Published on October 25th, 20120
Piquance is a taste
…and so are ‘umami’ and ‘metallic’. But, says our writer, we Indians are only now learning to tell the difference.
by Rakshit Doshi
I never take recommendations for restaurants from everyone. Simply because I am convinced that people (those who don’t care about what they are eating) don’t understand the difference between good food and great food; although, they do pick out bad food very easily and that is mostly accurate.
It is actually unfair to ‘judge’ food because it is subjective. It is like music or painting where the creator has his thought process laid out on a canvas, but it would be nice if the consumer understood what he is listening to, looking at and in this case, eating.
I asked a few friends about what was great food, according to them. The responses, mainly, were skewed towards their personal favourite tastes. So a sweet-tooth buddy went, “I love that Gujrati daal, man… it has got such a nice flavour”. Nope, it is not the flavour he likes, it’s the sweet taste of jaggery.
So here is my attempt at making this a short lesson on how to stop simply eating your food and savouring it, understanding it and enjoying it better. If I were to compare food to music, I would say that this piece may give you enough knowledge to at least decide whether you prefer rock or pop music, rather than just saying, “I like Madonna!”
Tastes of India
Good food has three basic factors that are in harmony: taste, flavour and texture. While it is easy to understand texture, people often confuse ‘taste’ with ‘flavour’. To put it very simply, taste is what your tongue conveys and flavour is what your nose tells you. Try this sometime: pinch your nose and have a mint. You will have no idea what you are eating, because you are not getting the ‘flavour’ of mint.
Now, there are seven different tastes that have been classified so far. Four of these are the more common ones which we can pick up very easily, two of the remaining three, are very difficult to explain, and one of them is an absolute revelation. Until recently, I too had no idea that this last one is a ‘taste’.
The four common ones are, sweet (like sugar), sour (like lemon), salty (well, like salt) and bitter (like coffee or cocoa). The uncommon two are ‘umami’ and ‘metallic’. ‘Umami’ is what you usually get from say, cheese or soy sauce. It’s that slight salty bitterness which is very evident in our ‘Indian Chinese’ food because we use MSG a lot here, which produces a strong umami taste. ‘Metallic’ is probably like biting a coin. It is difficult to explain or to pick these out, but my wife did point out a little truth about ‘metallic’ taste: water tastes different when you have it out of a metal container than a glass container. Do you think so, too?
And the final ‘taste’ is one, which until recently, was not even classified as taste! I am sure we have all experienced the ‘coolness’ when we pop a mint or the ‘hotness’ of jalapeño and pepper pods. Yes, this is a taste and it is called, ‘piquance’!
What’s in a flavour?
Moving on to ‘flavour’: this doesn’t really have any specific definition. Flavour is what actually makes food complex and builds on the taste via the nose. Indians love flavour in everything, and why not? After all, we are the spice capital of the world! Our regional and traditional food thrives on the balance of flavour. The Indian dish will comprise of one or two main ingredients, but there will be forty different spices to build the flavour. Maybe it is also true with western cooking, but their hero is that one ingredient whereas for us the proportion of ginger and cardamom, even in our afternoon tea, makes all the difference.
I thank all my office buddies who come from various parts of the country and bring their ghar ka khaana along. A simple bhindi ki sabzi from say, a Punjabi home, may have a strong mustardy robust taste and flavour, but when you taste that same bhindi from a south Indian home, you know it has changed completely, simply because of that extra pinch of asafoetida (heeng) as opposed to the mustard in it.

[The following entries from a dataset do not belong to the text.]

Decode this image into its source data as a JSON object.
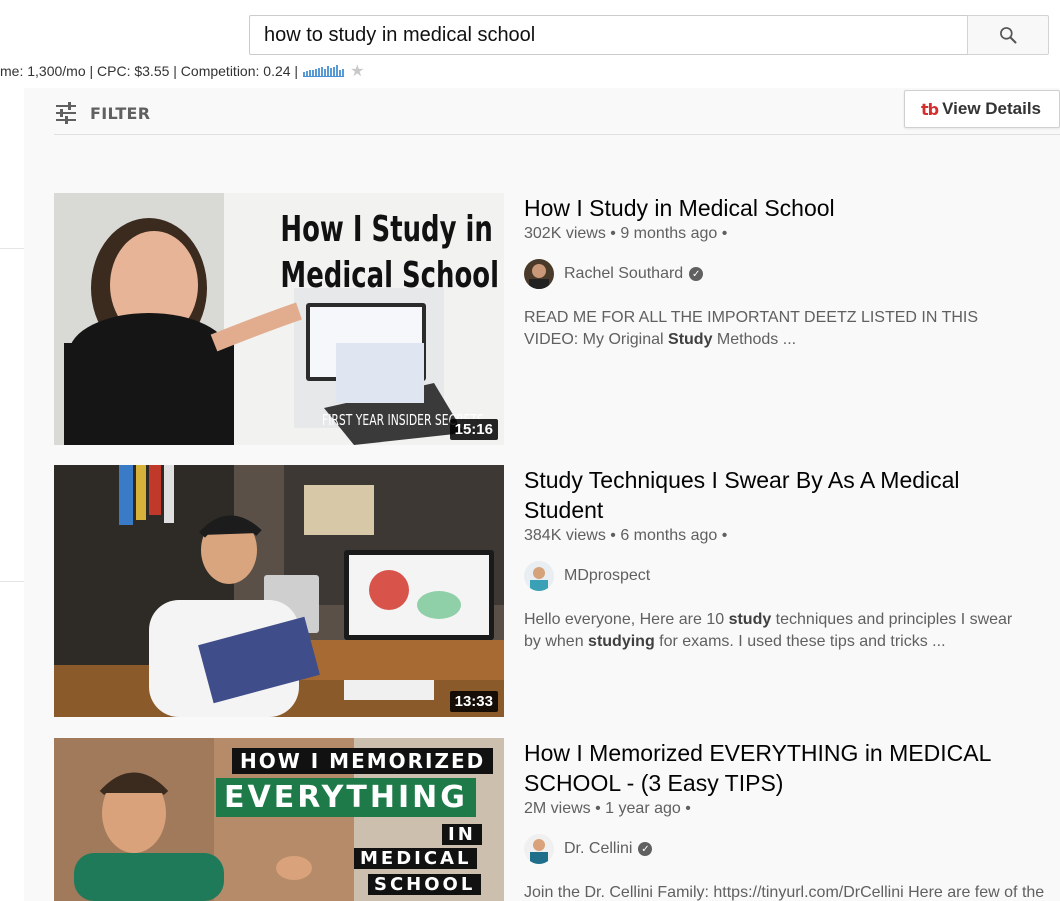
{
  "search": {
    "query": "how to study in medical school"
  },
  "keyword_stats": {
    "text": "me: 1,300/mo | CPC: $3.55 | Competition: 0.24 |",
    "trend_bars": [
      4,
      5,
      6,
      6,
      7,
      8,
      9,
      7,
      10,
      8,
      9,
      11,
      6,
      7
    ],
    "star": "★"
  },
  "filter": {
    "label": "FILTER"
  },
  "view_details": {
    "logo": "tb",
    "label": "View Details"
  },
  "colors": {
    "brand_red": "#d32f2f",
    "bar_blue": "#5b9bd5",
    "bg_main": "#f9f9f9"
  },
  "results": [
    {
      "title": "How I Study in Medical School",
      "meta": "302K views • 9 months ago •",
      "channel": "Rachel Southard",
      "verified": true,
      "desc_parts": [
        {
          "t": "READ ME FOR ALL THE IMPORTANT DEETZ LISTED IN THIS VIDEO: My Original ",
          "b": false
        },
        {
          "t": "Study",
          "b": true
        },
        {
          "t": " Methods ...",
          "b": false
        }
      ],
      "duration": "15:16",
      "thumb_text": [
        "How I Study in",
        "Medical School"
      ],
      "thumb_caption": "FIRST YEAR INSIDER SECRETS"
    },
    {
      "title": "Study Techniques I Swear By As A Medical Student",
      "meta": "384K views • 6 months ago •",
      "channel": "MDprospect",
      "verified": false,
      "desc_parts": [
        {
          "t": "Hello everyone, Here are 10 ",
          "b": false
        },
        {
          "t": "study",
          "b": true
        },
        {
          "t": " techniques and principles I swear by when ",
          "b": false
        },
        {
          "t": "studying",
          "b": true
        },
        {
          "t": " for exams. I used these tips and tricks ...",
          "b": false
        }
      ],
      "duration": "13:33"
    },
    {
      "title": "How I Memorized EVERYTHING in MEDICAL SCHOOL - (3 Easy TIPS)",
      "meta": "2M views • 1 year ago •",
      "channel": "Dr. Cellini",
      "verified": true,
      "desc_parts": [
        {
          "t": "Join the Dr. Cellini Family: https://tinyurl.com/DrCellini Here are few of the",
          "b": false
        }
      ],
      "duration": "",
      "thumb_text": [
        "HOW I MEMORIZED",
        "EVERYTHING",
        "IN",
        "MEDICAL",
        "SCHOOL"
      ]
    }
  ]
}
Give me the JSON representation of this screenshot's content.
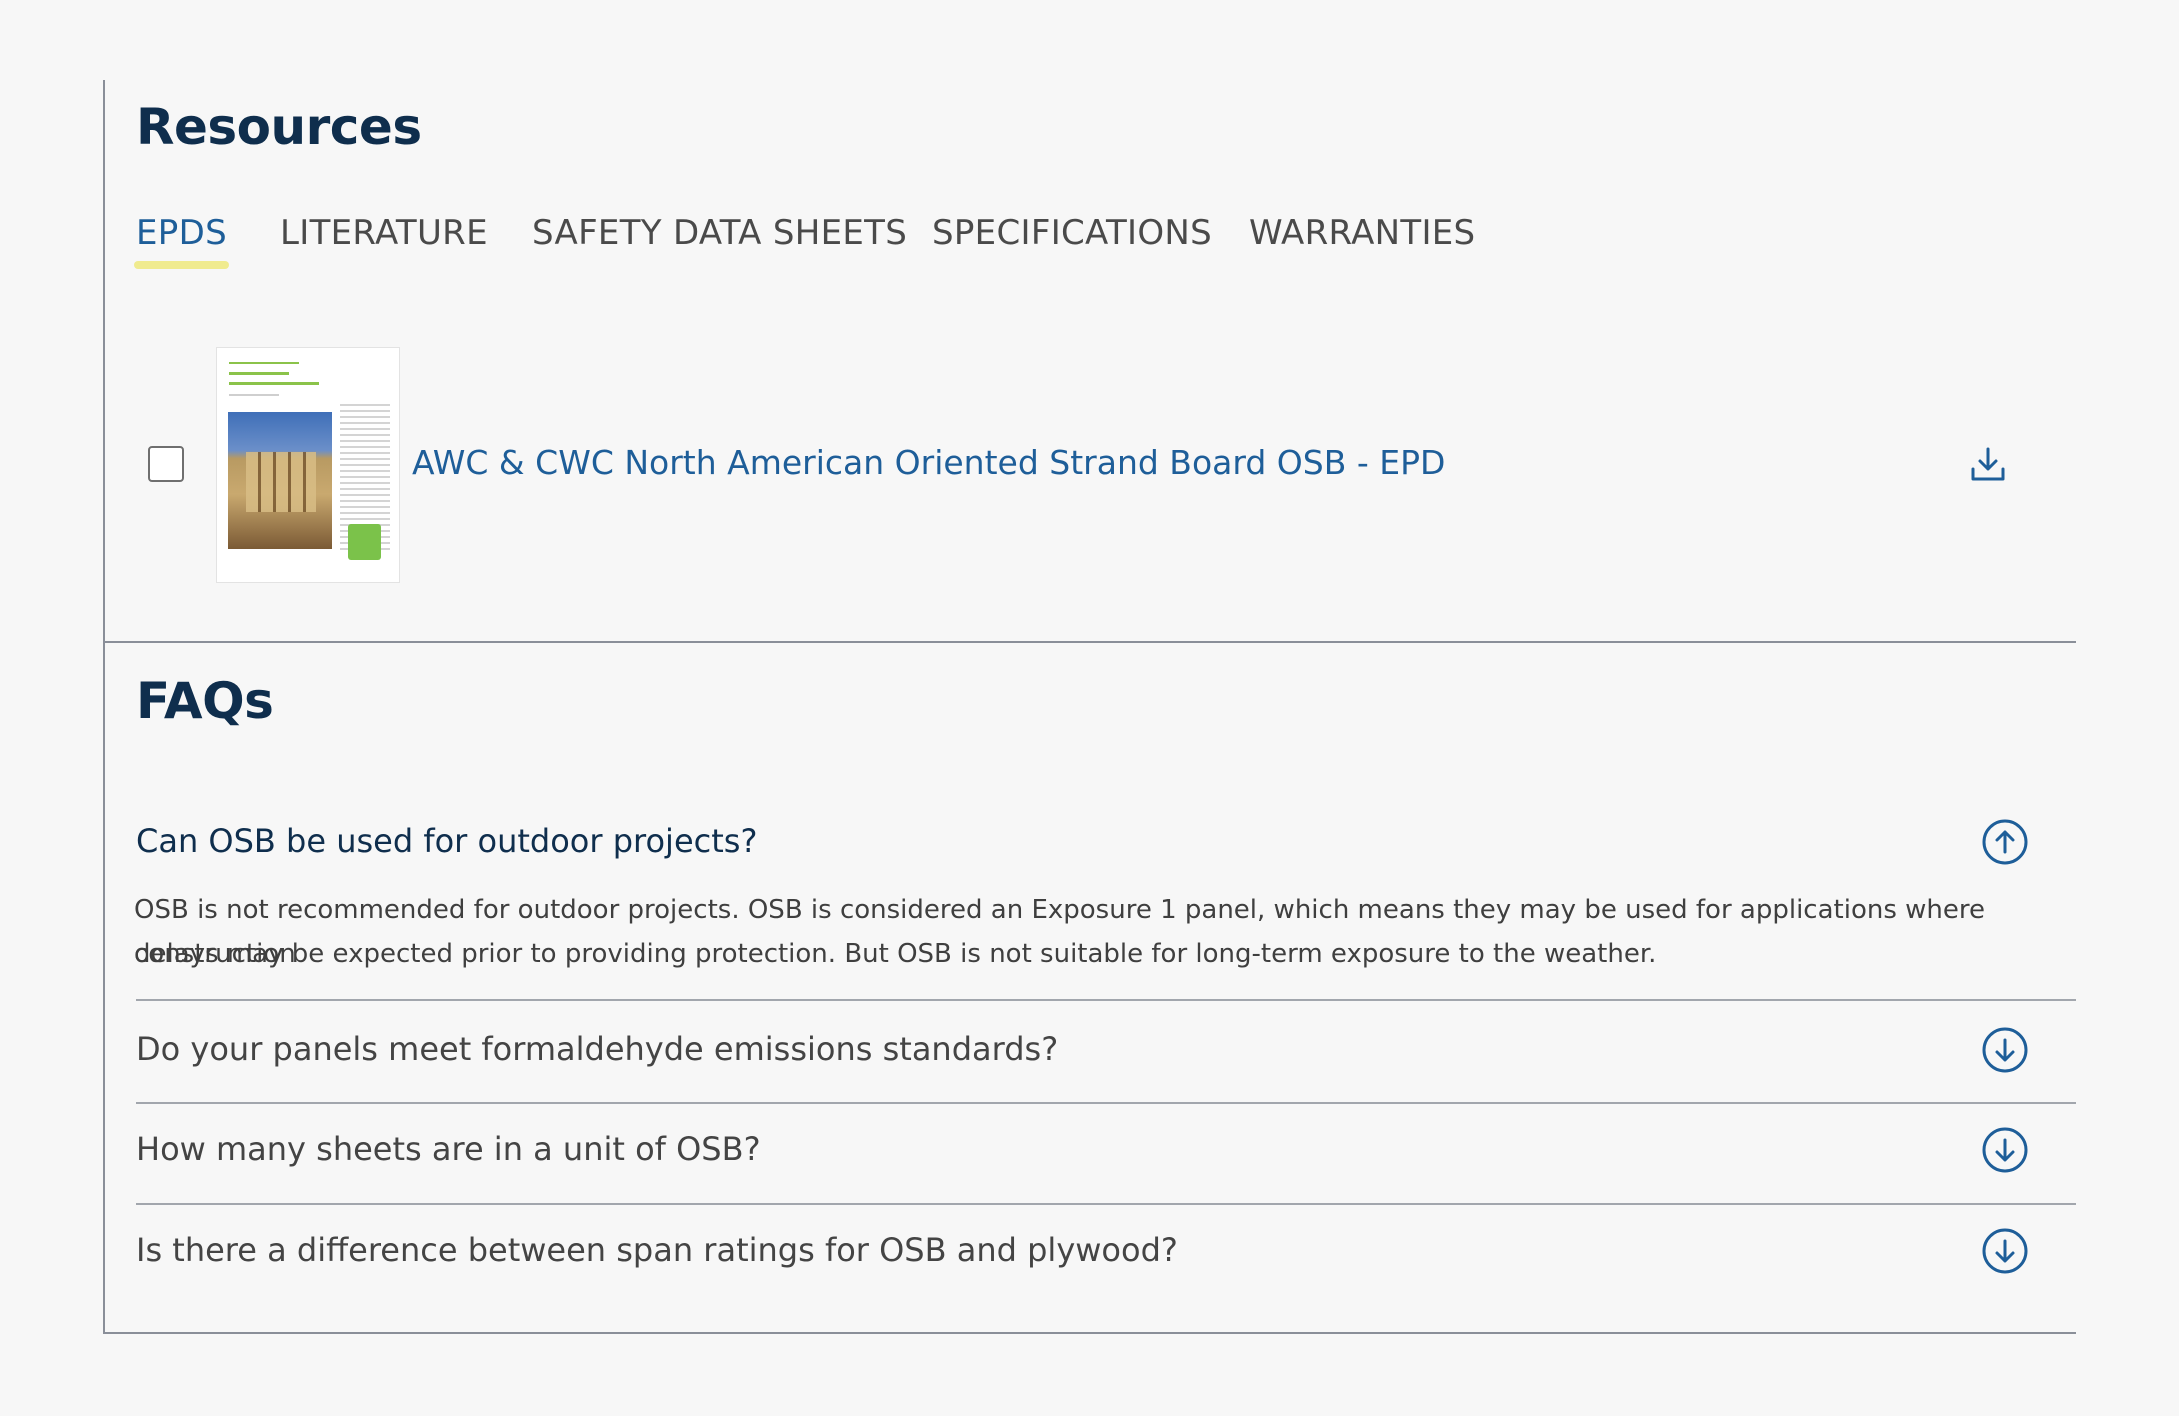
{
  "resources": {
    "heading": "Resources",
    "tabs": [
      {
        "label": "EPDS",
        "active": true
      },
      {
        "label": "LITERATURE",
        "active": false
      },
      {
        "label": "SAFETY DATA SHEETS",
        "active": false
      },
      {
        "label": "SPECIFICATIONS",
        "active": false
      },
      {
        "label": "WARRANTIES",
        "active": false
      }
    ],
    "items": [
      {
        "title": "AWC & CWC North American Oriented Strand Board OSB - EPD",
        "checked": false,
        "icon": "download-icon"
      }
    ]
  },
  "faqs": {
    "heading": "FAQs",
    "items": [
      {
        "question": "Can OSB be used for outdoor projects?",
        "expanded": true,
        "icon": "arrow-up-circle-icon",
        "answer_line1": "OSB is not recommended for outdoor projects. OSB is considered an Exposure 1 panel, which means they may be used for applications where construction",
        "answer_line2": "delays may be expected prior to providing protection. But OSB is not suitable for long-term exposure to the weather."
      },
      {
        "question": "Do your panels meet formaldehyde emissions standards?",
        "expanded": false,
        "icon": "arrow-down-circle-icon"
      },
      {
        "question": "How many sheets are in a unit of OSB?",
        "expanded": false,
        "icon": "arrow-down-circle-icon"
      },
      {
        "question": "Is there a difference between span ratings for OSB and plywood?",
        "expanded": false,
        "icon": "arrow-down-circle-icon"
      }
    ]
  },
  "colors": {
    "heading": "#0f2e4d",
    "link": "#1e5e99",
    "tab_underline": "#f0eb8f",
    "divider": "#8a8f99",
    "background": "#f7f7f7"
  }
}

There’s also a little something called texture: this is where good food can become great and great food can become mind-blowing. It is something chefs should play with a lot more. Texture really helps in breaking monotony, like having toasted bread with your pasta or risotto; the fried noodles on top of the hot and sour soup; the biscuit with your evening chai and the papad with your sambar-rice are all instances of textural complexity in food. My favourite textural symphony is a great ramekin of Crème brûlée. Cracking that sugar and hitting a fluffy cloud of cream is musical.
So there you have it, a small insight on tasting food with a little more interest than just saying achcha hai. Looking for these elements can be fun and a little like a treasure hunt. It is for me. What about you?
Rakshit writes for broadcast media to earn his bread and butter but he is also a foodie, who loves to make a fat club sandwich of it.